We were excused from whites on rain days, because no one could see your uniform if you were bundled up in a fireman-style raincoat with all the clasps.
The photo below is from c. 1967 in front of our house (I am at right) with pals Robbie and Terry. Mom's gray 1963 Dodge 400 wagon is in the garage. One of the perks* of being a "patrol boy" was a free monthly movie (Saturday matinee) at the Fox Theater downtown, but you were admitted free only in uniform, so you had to bring the full uniform home on Friday for that to happen. One hapless parent was drafted to drive us downtown, and a second parent was assigned pick up duties. Otherwise, the caps and sweaters never left the school. I mostly had button-down white/blue/yellow Oxford cloth shirts, this regular collar shirt---looks like it was thrown on in a hurry---must have been an exception. In nearly all of my school portraits, I'm wearing some sort of button down shirt. Anyway, bringing my whites home on a wooden hanger on Fridays and bringing them back to school on a Monday was a ritual for two and a half years. Luckily we lived only two blocks from the school, some of the kids had to carry their whites for a mile or more (in the pre-back pack era...).
*Other perks included:
---the ability to store contraband (water pistols, candy, Playboy magazine) covertly in the changing room.

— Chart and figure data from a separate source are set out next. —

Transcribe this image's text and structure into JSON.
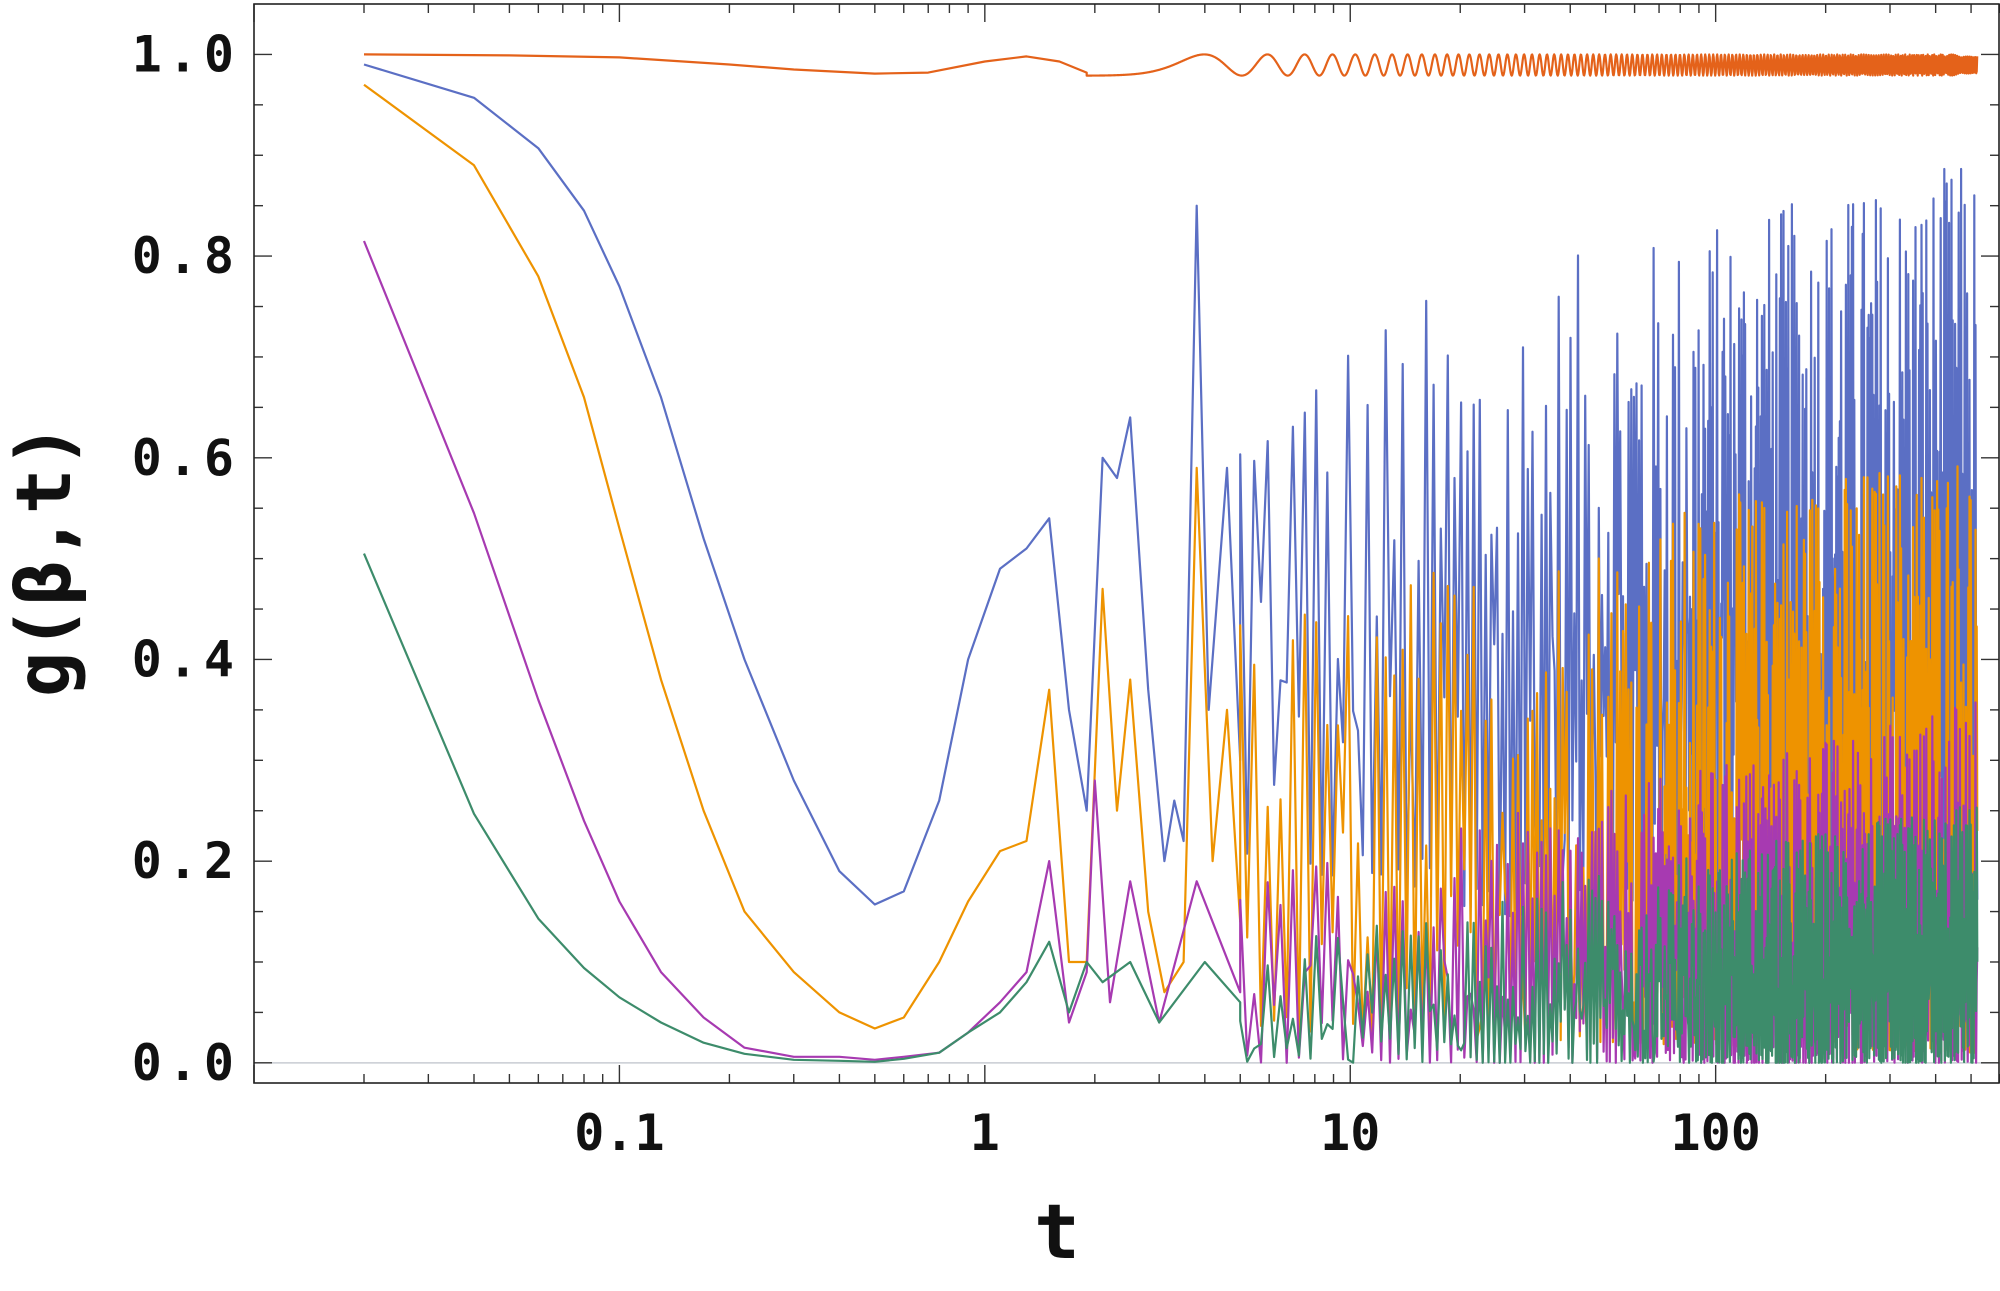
{
  "chart_data": {
    "type": "line",
    "title": "",
    "xlabel": "t",
    "ylabel": "g(β,t)",
    "xscale": "log",
    "xlim": [
      0.01,
      600
    ],
    "ylim": [
      -0.02,
      1.05
    ],
    "x_ticks": [
      {
        "value": 0.1,
        "label": "0.1"
      },
      {
        "value": 1,
        "label": "1"
      },
      {
        "value": 10,
        "label": "10"
      },
      {
        "value": 100,
        "label": "100"
      }
    ],
    "y_ticks": [
      {
        "value": 0.0,
        "label": "0.0"
      },
      {
        "value": 0.2,
        "label": "0.2"
      },
      {
        "value": 0.4,
        "label": "0.4"
      },
      {
        "value": 0.6,
        "label": "0.6"
      },
      {
        "value": 0.8,
        "label": "0.8"
      },
      {
        "value": 1.0,
        "label": "1.0"
      }
    ],
    "grid": false,
    "legend": "none",
    "series": [
      {
        "color": "#e4621a",
        "points": [
          [
            0.02,
            1.0
          ],
          [
            0.05,
            0.999
          ],
          [
            0.1,
            0.997
          ],
          [
            0.2,
            0.99
          ],
          [
            0.3,
            0.985
          ],
          [
            0.5,
            0.981
          ],
          [
            0.7,
            0.982
          ],
          [
            1.0,
            0.993
          ],
          [
            1.3,
            0.998
          ],
          [
            1.6,
            0.993
          ],
          [
            1.9,
            0.982
          ]
        ],
        "oscillation": {
          "t_start": 1.9,
          "t_end": 520,
          "low": 0.979,
          "high": 1.0,
          "note_period": "decreasing"
        }
      },
      {
        "color": "#5b6fc4",
        "points": [
          [
            0.02,
            0.99
          ],
          [
            0.04,
            0.957
          ],
          [
            0.06,
            0.907
          ],
          [
            0.08,
            0.845
          ],
          [
            0.1,
            0.77
          ],
          [
            0.13,
            0.66
          ],
          [
            0.17,
            0.52
          ],
          [
            0.22,
            0.4
          ],
          [
            0.3,
            0.28
          ],
          [
            0.4,
            0.19
          ],
          [
            0.5,
            0.157
          ],
          [
            0.6,
            0.17
          ],
          [
            0.75,
            0.26
          ],
          [
            0.9,
            0.4
          ],
          [
            1.1,
            0.49
          ],
          [
            1.3,
            0.51
          ],
          [
            1.5,
            0.54
          ],
          [
            1.7,
            0.35
          ],
          [
            1.9,
            0.25
          ],
          [
            2.1,
            0.6
          ],
          [
            2.3,
            0.58
          ],
          [
            2.5,
            0.64
          ],
          [
            2.8,
            0.37
          ],
          [
            3.1,
            0.2
          ],
          [
            3.3,
            0.26
          ],
          [
            3.5,
            0.22
          ],
          [
            3.8,
            0.85
          ],
          [
            4.1,
            0.35
          ],
          [
            4.6,
            0.59
          ],
          [
            5.0,
            0.3
          ]
        ],
        "oscillation": {
          "t_start": 5.0,
          "t_end": 520,
          "low_start": 0.2,
          "low_end": 0.05,
          "high_start": 0.72,
          "high_end": 0.9
        }
      },
      {
        "color": "#ee9300",
        "points": [
          [
            0.02,
            0.97
          ],
          [
            0.04,
            0.89
          ],
          [
            0.06,
            0.78
          ],
          [
            0.08,
            0.66
          ],
          [
            0.1,
            0.53
          ],
          [
            0.13,
            0.38
          ],
          [
            0.17,
            0.25
          ],
          [
            0.22,
            0.15
          ],
          [
            0.3,
            0.09
          ],
          [
            0.4,
            0.05
          ],
          [
            0.5,
            0.034
          ],
          [
            0.6,
            0.045
          ],
          [
            0.75,
            0.1
          ],
          [
            0.9,
            0.16
          ],
          [
            1.1,
            0.21
          ],
          [
            1.3,
            0.22
          ],
          [
            1.5,
            0.37
          ],
          [
            1.7,
            0.1
          ],
          [
            1.9,
            0.1
          ],
          [
            2.1,
            0.47
          ],
          [
            2.3,
            0.25
          ],
          [
            2.5,
            0.38
          ],
          [
            2.8,
            0.15
          ],
          [
            3.1,
            0.07
          ],
          [
            3.5,
            0.1
          ],
          [
            3.8,
            0.59
          ],
          [
            4.2,
            0.2
          ],
          [
            4.6,
            0.35
          ],
          [
            5.0,
            0.14
          ]
        ],
        "oscillation": {
          "t_start": 5.0,
          "t_end": 520,
          "low_start": 0.03,
          "low_end": 0.01,
          "high_start": 0.45,
          "high_end": 0.62
        }
      },
      {
        "color": "#a73ab1",
        "points": [
          [
            0.02,
            0.815
          ],
          [
            0.04,
            0.545
          ],
          [
            0.06,
            0.36
          ],
          [
            0.08,
            0.24
          ],
          [
            0.1,
            0.16
          ],
          [
            0.13,
            0.09
          ],
          [
            0.17,
            0.045
          ],
          [
            0.22,
            0.015
          ],
          [
            0.3,
            0.006
          ],
          [
            0.4,
            0.006
          ],
          [
            0.5,
            0.003
          ],
          [
            0.6,
            0.006
          ],
          [
            0.75,
            0.01
          ],
          [
            0.9,
            0.03
          ],
          [
            1.1,
            0.06
          ],
          [
            1.3,
            0.09
          ],
          [
            1.5,
            0.2
          ],
          [
            1.7,
            0.04
          ],
          [
            1.9,
            0.09
          ],
          [
            2.0,
            0.28
          ],
          [
            2.2,
            0.06
          ],
          [
            2.5,
            0.18
          ],
          [
            3.0,
            0.04
          ],
          [
            3.8,
            0.18
          ],
          [
            5.0,
            0.07
          ]
        ],
        "oscillation": {
          "t_start": 5.0,
          "t_end": 520,
          "low_start": 0.0,
          "low_end": 0.0,
          "high_start": 0.18,
          "high_end": 0.36
        }
      },
      {
        "color": "#3d8c6b",
        "points": [
          [
            0.02,
            0.505
          ],
          [
            0.04,
            0.247
          ],
          [
            0.06,
            0.143
          ],
          [
            0.08,
            0.094
          ],
          [
            0.1,
            0.065
          ],
          [
            0.13,
            0.04
          ],
          [
            0.17,
            0.02
          ],
          [
            0.22,
            0.009
          ],
          [
            0.3,
            0.003
          ],
          [
            0.4,
            0.002
          ],
          [
            0.5,
            0.001
          ],
          [
            0.6,
            0.004
          ],
          [
            0.75,
            0.01
          ],
          [
            0.9,
            0.03
          ],
          [
            1.1,
            0.05
          ],
          [
            1.3,
            0.08
          ],
          [
            1.5,
            0.12
          ],
          [
            1.7,
            0.05
          ],
          [
            1.9,
            0.1
          ],
          [
            2.1,
            0.08
          ],
          [
            2.5,
            0.1
          ],
          [
            3.0,
            0.04
          ],
          [
            4.0,
            0.1
          ],
          [
            5.0,
            0.06
          ]
        ],
        "oscillation": {
          "t_start": 5.0,
          "t_end": 520,
          "low_start": 0.0,
          "low_end": 0.0,
          "high_start": 0.12,
          "high_end": 0.26
        }
      }
    ]
  }
}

---a free day at Sea World or the San Diego Zoo each year. My parents had passes to both attractions, but I was aware even then that for many this was a rare treat.
---a free week at camp in the mountains at the end of sixth grade for the "retiring" sixth grade boys. This sounds really great, except for one thing. Nearly all of the patrol boys in our schools were selected from the "gifted" (then called MGM, Mentally Gifted Minors Act, 1961) class. Patrol Boys might miss 15-20 minutes of class time per day, depending on shift, and they were expected to learn on their own whatever had been taught in their absence: the teacher simply assigned more homework and you learned it on your own. Nearly all of these boys were college-bound and enrolled in the fall (seventh grade) in full college preparatory Spanish class. In order to take this class, one had to make up required classes in art and music (displaced from the schedule by full court press Spanish) for seven weeks during summer school, through early August. The camp was held in July, and NO ONE from my school was able to attend, due to summer school requirements. Summer school was odd, there were remedial classes, plus classes with less rigorous courses such as art and music----these were populated by honors students (anything but remedial) who were "getting requirements out of the way" so there would be more room to tackle serious subjects (science, math, social studies, foreign language, etc) during the normal school year. Only about 1/4 to 1/3 of San Diego's elementary schools had a "gifted class" (if your neighborhood school didn't have one and you qualified by testing, you were eligible to transfer to a school that did have the program), and I suspect that at non-MGM schools, while the Patrol Boys were still selected partly on their school marks, they probably were not as heavily skewed toward being university-bound as my school was....and who were probably not as enthusiastically guided toward a rigorous college prep course selection as Mrs. Brenner guided/pushed us. The only people I ever met who went to Patrol Boy camp were ones who had attended non-MGM schools, where perhaps there was less emphasis on university preparation.